As Harvard Management Company (HMC) reported a return of 7.3% for the 12 months ending June 30, private equity and hedge funds, which comprise nearly 60% of the $41.9 billion portfolio, played a significant part in these results.
Public equities, which make up less of the overall Harvard portfolio than hedge funds at $7.9 billion, had the best performance of any other asset class, with gains of 12.2%.
The outperformance of Harvard’s public markets position, which is essentially a $23 billion combined public equities and hedge funds portfolio, has been strong over the last two years. HMC CEO Narv Narvekar characterized the public markets segment performance in his memo this week to the Harvard community as “very good, albeit not excellent.”
“Furthermore, this strong manager performance has been critical in helping to offset HMC’s lower exposure to venture capital, a high-risk/high-reward investment strategy,” Narvekar said.
HMC manages the largest U.S. university endowment and has continued to grow its hedge fund allocation, up by about $1.2 billion from 2019. Hedge funds now make up the largest slice of the portfolio pie at 36.4%, compared with 33% a year ago, when HMC reported returns of 6.5%.
Harvard’s hedge fund program is the largest of the U.S. university endowments, surpassing the fellow Ivy League universities of Yale, Princeton and Columbia.
Unlike other university endowments, Harvard historically has also allocated to spin-off hedge funds from former staffers, and has even had access to offerings and input from its alumni, including legendary hedge fund managers such as Citadel founder Ken Griffin, and Ray Dalio, founder of Bridgewater, the world’s largest hedge fund group.
Harvard’s $15.2 billion hedge fund portfolio was a top performer, returning 7.9%, beating 2019’s gains of 5.5%. In 2018, the slimmer $8.2 billion hedge fund program saw performance gains of 6%.
Private equity strategies gained 11.6% over the same timeframe. As part of an ongoing portfolio transition, the HMC team has been reducing illiquid exposure outside of the historically strong-performing private equity portfolio.
The team’s goal over the next two fiscal years is to remove legacy assets that do not have the ability to generate returns commensurate with the risk and illiquidity they entail. These assets now make up a small percentage of the portfolio and are now in the lower single digit range.

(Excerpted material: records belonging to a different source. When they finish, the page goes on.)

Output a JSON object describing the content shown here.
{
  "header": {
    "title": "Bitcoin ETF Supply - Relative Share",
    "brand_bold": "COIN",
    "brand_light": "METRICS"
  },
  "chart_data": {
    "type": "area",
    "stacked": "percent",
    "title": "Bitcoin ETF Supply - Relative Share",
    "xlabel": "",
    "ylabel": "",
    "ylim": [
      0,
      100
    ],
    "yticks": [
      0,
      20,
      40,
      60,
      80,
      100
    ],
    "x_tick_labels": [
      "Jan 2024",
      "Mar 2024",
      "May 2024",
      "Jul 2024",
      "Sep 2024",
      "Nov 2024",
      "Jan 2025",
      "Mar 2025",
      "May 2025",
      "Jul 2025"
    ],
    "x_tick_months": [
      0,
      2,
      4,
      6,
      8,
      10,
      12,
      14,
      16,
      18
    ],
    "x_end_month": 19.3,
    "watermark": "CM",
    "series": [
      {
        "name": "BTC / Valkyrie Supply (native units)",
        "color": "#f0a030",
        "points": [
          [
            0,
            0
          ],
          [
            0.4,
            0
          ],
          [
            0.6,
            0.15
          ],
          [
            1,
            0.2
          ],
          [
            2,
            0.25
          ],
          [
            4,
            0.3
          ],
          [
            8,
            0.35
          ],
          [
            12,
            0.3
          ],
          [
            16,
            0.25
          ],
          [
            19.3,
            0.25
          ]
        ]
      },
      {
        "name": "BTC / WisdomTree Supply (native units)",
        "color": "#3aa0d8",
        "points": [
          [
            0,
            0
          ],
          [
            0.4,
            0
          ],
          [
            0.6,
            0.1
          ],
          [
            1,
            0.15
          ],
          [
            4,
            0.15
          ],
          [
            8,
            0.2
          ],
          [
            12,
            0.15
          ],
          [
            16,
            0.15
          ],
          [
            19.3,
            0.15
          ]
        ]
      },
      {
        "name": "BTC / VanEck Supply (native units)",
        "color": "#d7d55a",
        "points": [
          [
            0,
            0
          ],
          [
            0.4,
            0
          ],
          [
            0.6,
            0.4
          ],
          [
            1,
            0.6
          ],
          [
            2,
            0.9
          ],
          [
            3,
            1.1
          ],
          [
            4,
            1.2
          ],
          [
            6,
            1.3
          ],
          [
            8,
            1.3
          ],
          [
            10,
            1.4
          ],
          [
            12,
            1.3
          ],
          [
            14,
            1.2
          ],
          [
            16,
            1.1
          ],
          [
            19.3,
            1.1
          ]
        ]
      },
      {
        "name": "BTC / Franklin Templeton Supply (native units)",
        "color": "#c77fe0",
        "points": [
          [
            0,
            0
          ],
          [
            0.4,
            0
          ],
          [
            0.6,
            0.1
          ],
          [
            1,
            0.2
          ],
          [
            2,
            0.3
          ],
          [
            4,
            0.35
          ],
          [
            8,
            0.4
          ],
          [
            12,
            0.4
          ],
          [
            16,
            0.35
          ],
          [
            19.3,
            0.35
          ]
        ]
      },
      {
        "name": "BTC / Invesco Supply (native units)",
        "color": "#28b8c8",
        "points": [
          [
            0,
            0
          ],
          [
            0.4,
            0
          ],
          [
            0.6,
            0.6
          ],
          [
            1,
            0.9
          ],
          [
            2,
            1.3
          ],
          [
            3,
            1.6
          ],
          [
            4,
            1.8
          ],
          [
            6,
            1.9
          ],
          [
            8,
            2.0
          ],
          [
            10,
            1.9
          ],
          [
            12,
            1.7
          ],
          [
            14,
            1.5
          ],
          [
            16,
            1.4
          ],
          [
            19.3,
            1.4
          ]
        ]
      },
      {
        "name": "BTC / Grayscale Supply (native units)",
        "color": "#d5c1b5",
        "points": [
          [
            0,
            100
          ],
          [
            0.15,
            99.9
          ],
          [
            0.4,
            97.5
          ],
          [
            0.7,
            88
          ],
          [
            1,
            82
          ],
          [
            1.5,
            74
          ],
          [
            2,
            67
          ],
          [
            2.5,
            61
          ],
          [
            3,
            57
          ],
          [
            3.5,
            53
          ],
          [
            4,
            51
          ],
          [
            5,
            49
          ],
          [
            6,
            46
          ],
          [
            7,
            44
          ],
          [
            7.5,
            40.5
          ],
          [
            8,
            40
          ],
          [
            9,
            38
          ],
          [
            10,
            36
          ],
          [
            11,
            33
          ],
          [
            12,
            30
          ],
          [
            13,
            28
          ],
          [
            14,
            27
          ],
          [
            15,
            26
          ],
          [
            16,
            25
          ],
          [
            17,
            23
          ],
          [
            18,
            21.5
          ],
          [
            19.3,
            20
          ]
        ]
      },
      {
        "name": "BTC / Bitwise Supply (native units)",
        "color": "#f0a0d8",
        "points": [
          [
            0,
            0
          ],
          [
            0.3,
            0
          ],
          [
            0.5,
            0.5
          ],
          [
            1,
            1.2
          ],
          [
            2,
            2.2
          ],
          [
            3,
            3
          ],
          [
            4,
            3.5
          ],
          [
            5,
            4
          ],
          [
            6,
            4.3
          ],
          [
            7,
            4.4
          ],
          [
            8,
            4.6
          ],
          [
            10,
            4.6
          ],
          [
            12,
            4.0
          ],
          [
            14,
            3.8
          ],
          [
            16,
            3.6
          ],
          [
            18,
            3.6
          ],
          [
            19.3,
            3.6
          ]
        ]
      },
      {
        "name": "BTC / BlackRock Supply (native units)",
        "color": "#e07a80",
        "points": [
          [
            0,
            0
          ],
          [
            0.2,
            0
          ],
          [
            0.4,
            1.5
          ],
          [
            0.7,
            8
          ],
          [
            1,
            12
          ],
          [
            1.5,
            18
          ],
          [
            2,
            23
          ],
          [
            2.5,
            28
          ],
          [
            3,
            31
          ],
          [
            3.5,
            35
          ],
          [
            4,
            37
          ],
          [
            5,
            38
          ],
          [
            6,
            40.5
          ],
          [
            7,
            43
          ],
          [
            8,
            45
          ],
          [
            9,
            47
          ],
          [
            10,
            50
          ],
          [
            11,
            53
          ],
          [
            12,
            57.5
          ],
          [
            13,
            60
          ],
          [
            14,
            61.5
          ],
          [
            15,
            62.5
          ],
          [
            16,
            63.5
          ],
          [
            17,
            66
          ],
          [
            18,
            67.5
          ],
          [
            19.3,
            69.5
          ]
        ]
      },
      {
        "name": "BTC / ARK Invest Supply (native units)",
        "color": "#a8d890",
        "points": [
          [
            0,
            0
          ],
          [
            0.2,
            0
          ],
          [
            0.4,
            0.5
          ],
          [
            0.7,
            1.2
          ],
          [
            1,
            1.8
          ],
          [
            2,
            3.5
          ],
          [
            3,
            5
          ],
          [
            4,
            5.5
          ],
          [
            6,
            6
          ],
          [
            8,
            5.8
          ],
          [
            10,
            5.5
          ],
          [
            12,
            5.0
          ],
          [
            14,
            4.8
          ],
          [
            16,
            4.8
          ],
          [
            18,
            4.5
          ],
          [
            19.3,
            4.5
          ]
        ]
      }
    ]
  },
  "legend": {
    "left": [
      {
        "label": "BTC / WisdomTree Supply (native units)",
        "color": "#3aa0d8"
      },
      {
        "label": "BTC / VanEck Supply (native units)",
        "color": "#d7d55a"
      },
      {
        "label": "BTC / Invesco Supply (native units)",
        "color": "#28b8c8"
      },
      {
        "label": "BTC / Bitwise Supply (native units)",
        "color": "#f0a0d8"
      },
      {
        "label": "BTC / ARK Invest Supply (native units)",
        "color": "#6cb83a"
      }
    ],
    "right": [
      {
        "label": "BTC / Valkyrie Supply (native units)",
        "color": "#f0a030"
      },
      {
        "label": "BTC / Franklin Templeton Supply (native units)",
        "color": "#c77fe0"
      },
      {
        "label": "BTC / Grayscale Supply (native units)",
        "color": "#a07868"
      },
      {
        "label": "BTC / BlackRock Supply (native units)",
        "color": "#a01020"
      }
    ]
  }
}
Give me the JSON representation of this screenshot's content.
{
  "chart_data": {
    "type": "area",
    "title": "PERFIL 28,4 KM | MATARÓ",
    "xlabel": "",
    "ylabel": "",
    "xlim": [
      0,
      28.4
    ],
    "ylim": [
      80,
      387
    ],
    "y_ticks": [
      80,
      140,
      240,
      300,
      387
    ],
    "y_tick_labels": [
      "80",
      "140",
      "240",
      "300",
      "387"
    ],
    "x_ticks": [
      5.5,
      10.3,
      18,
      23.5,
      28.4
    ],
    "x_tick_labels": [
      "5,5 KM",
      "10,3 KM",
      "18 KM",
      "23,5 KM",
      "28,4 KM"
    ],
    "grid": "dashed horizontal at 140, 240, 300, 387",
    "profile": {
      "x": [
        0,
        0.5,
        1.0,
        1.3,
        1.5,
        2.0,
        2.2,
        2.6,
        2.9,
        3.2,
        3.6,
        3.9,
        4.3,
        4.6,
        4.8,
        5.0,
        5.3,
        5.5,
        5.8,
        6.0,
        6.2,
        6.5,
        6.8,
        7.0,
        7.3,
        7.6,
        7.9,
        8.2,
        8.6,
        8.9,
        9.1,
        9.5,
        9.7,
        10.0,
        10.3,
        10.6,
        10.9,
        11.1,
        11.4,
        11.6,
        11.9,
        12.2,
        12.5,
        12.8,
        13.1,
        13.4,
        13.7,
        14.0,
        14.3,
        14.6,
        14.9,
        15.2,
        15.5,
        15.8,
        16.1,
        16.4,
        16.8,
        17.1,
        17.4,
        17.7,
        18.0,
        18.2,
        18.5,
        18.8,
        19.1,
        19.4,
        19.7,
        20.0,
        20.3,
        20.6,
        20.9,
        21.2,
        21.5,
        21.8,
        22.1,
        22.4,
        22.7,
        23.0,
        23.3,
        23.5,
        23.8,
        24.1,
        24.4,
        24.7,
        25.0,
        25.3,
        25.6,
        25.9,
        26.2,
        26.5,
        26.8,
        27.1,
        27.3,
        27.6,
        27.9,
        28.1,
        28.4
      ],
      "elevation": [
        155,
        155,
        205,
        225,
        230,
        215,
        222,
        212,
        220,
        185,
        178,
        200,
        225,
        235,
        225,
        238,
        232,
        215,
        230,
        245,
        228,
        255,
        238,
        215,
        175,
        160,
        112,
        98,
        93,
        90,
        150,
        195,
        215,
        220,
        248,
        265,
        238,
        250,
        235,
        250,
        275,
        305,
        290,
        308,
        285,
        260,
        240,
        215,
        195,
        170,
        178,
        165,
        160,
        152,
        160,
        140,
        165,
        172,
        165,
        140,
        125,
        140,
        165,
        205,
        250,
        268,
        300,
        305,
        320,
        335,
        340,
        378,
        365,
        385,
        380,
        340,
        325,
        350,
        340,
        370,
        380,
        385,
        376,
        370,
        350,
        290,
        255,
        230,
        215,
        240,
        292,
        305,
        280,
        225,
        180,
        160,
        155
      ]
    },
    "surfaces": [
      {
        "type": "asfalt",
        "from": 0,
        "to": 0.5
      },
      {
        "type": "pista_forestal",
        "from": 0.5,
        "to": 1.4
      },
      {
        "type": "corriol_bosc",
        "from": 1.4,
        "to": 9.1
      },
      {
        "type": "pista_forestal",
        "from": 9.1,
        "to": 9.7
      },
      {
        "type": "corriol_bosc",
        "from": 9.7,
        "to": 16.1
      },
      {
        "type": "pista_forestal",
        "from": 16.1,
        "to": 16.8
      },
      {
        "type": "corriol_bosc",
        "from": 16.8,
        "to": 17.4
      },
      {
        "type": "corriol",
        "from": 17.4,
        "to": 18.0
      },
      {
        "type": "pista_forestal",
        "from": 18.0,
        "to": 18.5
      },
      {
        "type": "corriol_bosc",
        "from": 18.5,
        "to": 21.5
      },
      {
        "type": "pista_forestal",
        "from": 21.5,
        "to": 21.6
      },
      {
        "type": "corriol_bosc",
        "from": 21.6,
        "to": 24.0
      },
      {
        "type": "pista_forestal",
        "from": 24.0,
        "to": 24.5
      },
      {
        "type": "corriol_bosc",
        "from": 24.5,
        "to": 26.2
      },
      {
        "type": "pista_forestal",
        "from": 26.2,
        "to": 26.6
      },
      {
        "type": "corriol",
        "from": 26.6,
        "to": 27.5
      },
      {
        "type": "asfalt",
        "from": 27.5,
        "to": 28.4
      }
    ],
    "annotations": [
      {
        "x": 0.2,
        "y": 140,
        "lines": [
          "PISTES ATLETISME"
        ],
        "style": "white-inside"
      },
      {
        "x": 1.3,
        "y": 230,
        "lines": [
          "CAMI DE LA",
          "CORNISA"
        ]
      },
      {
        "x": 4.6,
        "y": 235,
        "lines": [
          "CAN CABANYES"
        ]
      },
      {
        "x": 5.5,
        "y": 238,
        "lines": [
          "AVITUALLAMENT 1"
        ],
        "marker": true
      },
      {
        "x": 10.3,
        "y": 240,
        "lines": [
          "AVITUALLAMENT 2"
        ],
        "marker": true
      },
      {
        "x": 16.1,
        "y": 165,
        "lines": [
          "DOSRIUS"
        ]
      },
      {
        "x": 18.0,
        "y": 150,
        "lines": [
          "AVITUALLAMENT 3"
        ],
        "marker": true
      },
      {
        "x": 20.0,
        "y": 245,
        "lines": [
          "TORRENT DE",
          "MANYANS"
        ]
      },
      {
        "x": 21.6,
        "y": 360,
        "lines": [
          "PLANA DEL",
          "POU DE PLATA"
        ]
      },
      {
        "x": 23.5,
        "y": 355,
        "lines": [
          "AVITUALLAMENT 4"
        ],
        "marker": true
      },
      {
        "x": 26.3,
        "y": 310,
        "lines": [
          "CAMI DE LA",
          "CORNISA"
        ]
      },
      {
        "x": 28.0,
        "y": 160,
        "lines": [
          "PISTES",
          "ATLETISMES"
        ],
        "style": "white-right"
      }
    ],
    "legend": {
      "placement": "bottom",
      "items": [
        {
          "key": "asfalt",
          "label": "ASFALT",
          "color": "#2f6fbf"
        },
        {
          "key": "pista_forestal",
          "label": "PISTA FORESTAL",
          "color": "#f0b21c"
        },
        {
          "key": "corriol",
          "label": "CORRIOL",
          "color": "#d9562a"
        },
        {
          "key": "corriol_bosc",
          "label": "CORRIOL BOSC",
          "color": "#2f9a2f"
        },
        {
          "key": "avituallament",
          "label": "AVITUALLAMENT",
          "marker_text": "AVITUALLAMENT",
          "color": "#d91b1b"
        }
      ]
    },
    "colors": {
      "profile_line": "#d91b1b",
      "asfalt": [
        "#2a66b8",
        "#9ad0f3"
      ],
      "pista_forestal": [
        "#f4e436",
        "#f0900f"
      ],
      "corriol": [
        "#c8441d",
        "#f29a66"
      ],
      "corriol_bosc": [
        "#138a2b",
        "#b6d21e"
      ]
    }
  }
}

Yale University’s endowment, which returned 6.8% in FY2020, is also looking to limit its exposure to illiquid assets (venture capital, leveraged buyouts, real estate and natural resources) to 50% of the portfolio.
The Harvard endowment’s other real assets, real estate and natural resources all had negative performance for the year, with the smaller $544 million real assets portfolio reporting a double-digit drawdown of more than -17%.
Natural resources were also down 6.2% for the year. But HMC recently spun-out its natural resources team into an independent firm — Solum Partners. They also sold off a 50% interest in a collection of agricultural assets to another third-party investor. Solum is expected to manage this portfolio and ultimately liquidate some of the natural resource assets in a bid to continue to right-size the endowment’s exposure to natural resources.
“Simply put, it is a tradeoff between higher returns and more long-term growth in the endowment versus having a less volatile University budget,” said Narvekar. “This remains a critical and complex collaboration with the University, one that is well under way and will guide future portfolio construction.”